Every week, we share a number of downloads for all platforms to help you get things done. Here were the top downloads from this week.


29 Jan 15:36

This Flowchart Helps You Find Your Leadership Style

by Alan Henry

If you ever have to step up and manage people, it can be pretty difficult to figure out the best way to do it in a way that both works with your personality and gets the job done. This flowchart can help you figure out—in broad categories, of course—what type of leader you might be.


29 Jan 15:33

MacBook Pro 13 with Touch Bar

by cellmate707

Eight years ago, Apple announced its second generation MacBook Pro with a brand new “unibody” design, and four years ago arrived the slimmer generation wood with high-resolution Retina display market. On both occasions was hallelujah factor just as high as we remember it as.

And especially odd was not it. Apple both revolutionized and innovated, and although some might disagree with the next statement, they lay on currently streets ahead of many staunch competitors over Windows PCs tenant.

Today, four years after the last major designoverhalingen, is the fourth generation MacBook Pro here. This generation has claimed Apple sold in advance at least as good as previous models and created just as many headlines as we are used to. However, the big difference from previous launches, somebody interested in technology have failed to notice a change of pace when it comes to coverage and general reception of the new MacBook Pro.
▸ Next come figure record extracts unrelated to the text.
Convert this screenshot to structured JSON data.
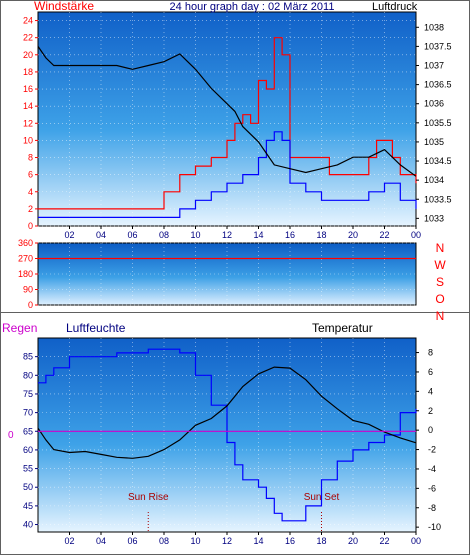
{
  "colors": {
    "red": "#ff0000",
    "blue": "#0000ff",
    "black": "#000000",
    "magenta": "#cc00cc",
    "navy": "#000080"
  },
  "chart_data": [
    {
      "type": "line",
      "title": "24 hour graph day : 02 März 2011",
      "left_axis_label": "Windstärke",
      "right_axis_label": "Luftdruck",
      "x_ticks": [
        "02",
        "04",
        "06",
        "08",
        "10",
        "12",
        "14",
        "16",
        "18",
        "20",
        "22",
        "00"
      ],
      "left_ticks": [
        0,
        2,
        4,
        6,
        8,
        10,
        12,
        14,
        16,
        18,
        20,
        22,
        24
      ],
      "right_ticks": [
        1033,
        1033.5,
        1034,
        1034.5,
        1035,
        1035.5,
        1036,
        1036.5,
        1037,
        1037.5,
        1038
      ],
      "ylim_left": [
        0,
        25
      ],
      "ylim_right": [
        1032.8,
        1038.4
      ],
      "grid": true,
      "series": [
        {
          "axis": "left",
          "color": "#ff0000",
          "points": [
            [
              0.0,
              2
            ],
            [
              1.0,
              2
            ],
            [
              2.0,
              2
            ],
            [
              3.0,
              2
            ],
            [
              4.0,
              2
            ],
            [
              5.0,
              2
            ],
            [
              6.0,
              2
            ],
            [
              7.0,
              2
            ],
            [
              8.0,
              4
            ],
            [
              9.0,
              6
            ],
            [
              10.0,
              7
            ],
            [
              11.0,
              8
            ],
            [
              12.0,
              10
            ],
            [
              12.5,
              12
            ],
            [
              13.0,
              13
            ],
            [
              13.5,
              12
            ],
            [
              14.0,
              17
            ],
            [
              14.5,
              16
            ],
            [
              15.0,
              22
            ],
            [
              15.5,
              20
            ],
            [
              16.0,
              8
            ],
            [
              17.0,
              8
            ],
            [
              18.0,
              8
            ],
            [
              18.5,
              6
            ],
            [
              19.0,
              6
            ],
            [
              20.0,
              6
            ],
            [
              21.0,
              8
            ],
            [
              21.5,
              10
            ],
            [
              22.0,
              10
            ],
            [
              22.5,
              8
            ],
            [
              23.0,
              6
            ],
            [
              24.0,
              5
            ]
          ]
        },
        {
          "axis": "left",
          "color": "#0000ff",
          "points": [
            [
              0.0,
              1
            ],
            [
              1.0,
              1
            ],
            [
              2.0,
              1
            ],
            [
              3.0,
              1
            ],
            [
              4.0,
              1
            ],
            [
              5.0,
              1
            ],
            [
              6.0,
              1
            ],
            [
              7.0,
              1
            ],
            [
              8.0,
              1
            ],
            [
              9.0,
              2
            ],
            [
              10.0,
              3
            ],
            [
              11.0,
              4
            ],
            [
              12.0,
              5
            ],
            [
              13.0,
              6
            ],
            [
              14.0,
              8
            ],
            [
              14.5,
              10
            ],
            [
              15.0,
              11
            ],
            [
              15.5,
              10
            ],
            [
              16.0,
              5
            ],
            [
              17.0,
              4
            ],
            [
              18.0,
              3
            ],
            [
              19.0,
              3
            ],
            [
              20.0,
              3
            ],
            [
              21.0,
              4
            ],
            [
              22.0,
              5
            ],
            [
              23.0,
              3
            ],
            [
              24.0,
              2
            ]
          ]
        },
        {
          "axis": "right",
          "color": "#000000",
          "points": [
            [
              0.0,
              1037.5
            ],
            [
              0.5,
              1037.2
            ],
            [
              1.0,
              1037.0
            ],
            [
              2.0,
              1037.0
            ],
            [
              3.0,
              1037.0
            ],
            [
              4.0,
              1037.0
            ],
            [
              5.0,
              1037.0
            ],
            [
              6.0,
              1036.9
            ],
            [
              7.0,
              1037.0
            ],
            [
              8.0,
              1037.1
            ],
            [
              9.0,
              1037.3
            ],
            [
              10.0,
              1036.9
            ],
            [
              11.0,
              1036.4
            ],
            [
              12.0,
              1036.0
            ],
            [
              12.5,
              1035.8
            ],
            [
              13.0,
              1035.4
            ],
            [
              14.0,
              1035.0
            ],
            [
              14.5,
              1034.7
            ],
            [
              15.0,
              1034.4
            ],
            [
              16.0,
              1034.3
            ],
            [
              17.0,
              1034.2
            ],
            [
              18.0,
              1034.3
            ],
            [
              19.0,
              1034.4
            ],
            [
              20.0,
              1034.6
            ],
            [
              21.0,
              1034.6
            ],
            [
              21.5,
              1034.7
            ],
            [
              22.0,
              1034.8
            ],
            [
              23.0,
              1034.4
            ],
            [
              24.0,
              1034.1
            ]
          ]
        }
      ]
    },
    {
      "type": "line",
      "title": "",
      "left_ticks": [
        0,
        90,
        180,
        270,
        360
      ],
      "right_labels": [
        "N",
        "W",
        "S",
        "O",
        "N"
      ],
      "ylim": [
        0,
        360
      ],
      "grid": true,
      "series": [
        {
          "color": "#ff0000",
          "points": [
            [
              0.0,
              270
            ],
            [
              1.0,
              270
            ],
            [
              2.0,
              270
            ],
            [
              3.0,
              270
            ],
            [
              4.0,
              270
            ],
            [
              5.0,
              270
            ],
            [
              6.0,
              270
            ],
            [
              7.0,
              270
            ],
            [
              8.0,
              270
            ],
            [
              9.0,
              270
            ],
            [
              10.0,
              270
            ],
            [
              11.0,
              270
            ],
            [
              12.0,
              270
            ],
            [
              13.0,
              270
            ],
            [
              14.0,
              270
            ],
            [
              15.0,
              270
            ],
            [
              16.0,
              270
            ],
            [
              17.0,
              270
            ],
            [
              18.0,
              270
            ],
            [
              19.0,
              270
            ],
            [
              20.0,
              270
            ],
            [
              21.0,
              270
            ],
            [
              22.0,
              270
            ],
            [
              23.0,
              270
            ],
            [
              24.0,
              270
            ]
          ]
        }
      ]
    },
    {
      "type": "line",
      "title": "",
      "left_axis_label": "Regen",
      "humidity_label": "Luftfeuchte",
      "right_axis_label": "Temperatur",
      "zero_label": "0",
      "x_ticks": [
        "02",
        "04",
        "06",
        "08",
        "10",
        "12",
        "14",
        "16",
        "18",
        "20",
        "22",
        "00"
      ],
      "left_ticks": [
        40,
        45,
        50,
        55,
        60,
        65,
        70,
        75,
        80,
        85
      ],
      "right_ticks": [
        -10,
        -8,
        -6,
        -4,
        -2,
        0,
        2,
        4,
        6,
        8
      ],
      "ylim_left": [
        38,
        90
      ],
      "ylim_right": [
        -10.5,
        9.5
      ],
      "grid": true,
      "annotations": [
        {
          "text": "Sun Rise",
          "x": 7.0
        },
        {
          "text": "Sun Set",
          "x": 18.0
        }
      ],
      "series": [
        {
          "axis": "left",
          "color": "#0000ff",
          "points": [
            [
              0.0,
              78
            ],
            [
              0.5,
              80
            ],
            [
              1.0,
              82
            ],
            [
              2.0,
              85
            ],
            [
              3.0,
              85
            ],
            [
              4.0,
              85
            ],
            [
              5.0,
              86
            ],
            [
              6.0,
              86
            ],
            [
              7.0,
              87
            ],
            [
              8.0,
              87
            ],
            [
              9.0,
              86
            ],
            [
              10.0,
              80
            ],
            [
              11.0,
              72
            ],
            [
              12.0,
              62
            ],
            [
              12.5,
              56
            ],
            [
              13.0,
              52
            ],
            [
              14.0,
              50
            ],
            [
              14.5,
              47
            ],
            [
              15.0,
              43
            ],
            [
              15.5,
              41
            ],
            [
              16.0,
              41
            ],
            [
              17.0,
              45
            ],
            [
              18.0,
              52
            ],
            [
              19.0,
              57
            ],
            [
              20.0,
              60
            ],
            [
              21.0,
              62
            ],
            [
              22.0,
              64
            ],
            [
              23.0,
              70
            ],
            [
              24.0,
              71
            ]
          ]
        },
        {
          "axis": "right",
          "color": "#000000",
          "points": [
            [
              0.0,
              0.2
            ],
            [
              0.5,
              -1.0
            ],
            [
              1.0,
              -2.0
            ],
            [
              2.0,
              -2.3
            ],
            [
              3.0,
              -2.2
            ],
            [
              4.0,
              -2.5
            ],
            [
              5.0,
              -2.8
            ],
            [
              6.0,
              -2.9
            ],
            [
              7.0,
              -2.7
            ],
            [
              8.0,
              -2.0
            ],
            [
              9.0,
              -1.0
            ],
            [
              10.0,
              0.5
            ],
            [
              11.0,
              1.2
            ],
            [
              12.0,
              2.5
            ],
            [
              12.5,
              3.5
            ],
            [
              13.0,
              4.5
            ],
            [
              14.0,
              5.8
            ],
            [
              15.0,
              6.5
            ],
            [
              16.0,
              6.4
            ],
            [
              17.0,
              5.2
            ],
            [
              18.0,
              3.5
            ],
            [
              19.0,
              2.2
            ],
            [
              20.0,
              1.0
            ],
            [
              21.0,
              0.6
            ],
            [
              22.0,
              -0.2
            ],
            [
              23.0,
              -0.8
            ],
            [
              24.0,
              -1.3
            ]
          ]
        },
        {
          "axis": "left",
          "color": "#cc00cc",
          "points": [
            [
              0.0,
              65
            ],
            [
              24.0,
              65
            ]
          ]
        }
      ]
    }
  ]
}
People are generally more skeptical and cautious than before, and even among members of the right enough collusive, still halfway existing Apple congregation, asks many questions about the new generation. For the first time it is not only the price increase people laugh about, but also the fact that it is not as clear as before whether the new MacBook Proen will offer thoughtful and noticeable “Quality of Life” updates, or whether the first and foremost offer renewal for renewal guilt.

Questions asked is not surprising, for rarely has Apple gone so hard out with hammer and chisel on its traditional silver MacBook Pro now. It’s a bit scary all the time that we are actually talking about a machine that has long served as the world’s benchmark portable – that machine all other machines is measured against.

So, change Apple pattern just because they can or because design chief Johnny Ive found out that they have lived with the “status quo” long enough? Absolutely not.

The fact is that many of the design moves that have now come to the fourth generation is essential. In the four years Apple has sold the same MacBook Proen, interrupted only by small comfortable hardware upgrades, has in fact their competition undergone a real transformation.

Gone are the thicker, grayer, more plastic-like “patchwork machines” which competed against Apple in the past. Lately it literally clean out with roaring good Windows-based laptops here at the house, which almost got it to go inflation in grading our. Special mention HP Spectre and Spectre x360 OLED , Asus’ Zenbook UX305 and UX360 Flip and Dell XPS 13 . We know, moreover, that the Lenovo Yoga 910 is just around the corner, which could mean an additional competitor to take on Apple.

With the increasingly aggressive competitors, it is important that Apple is all right this time, since they have less “going on” than previously.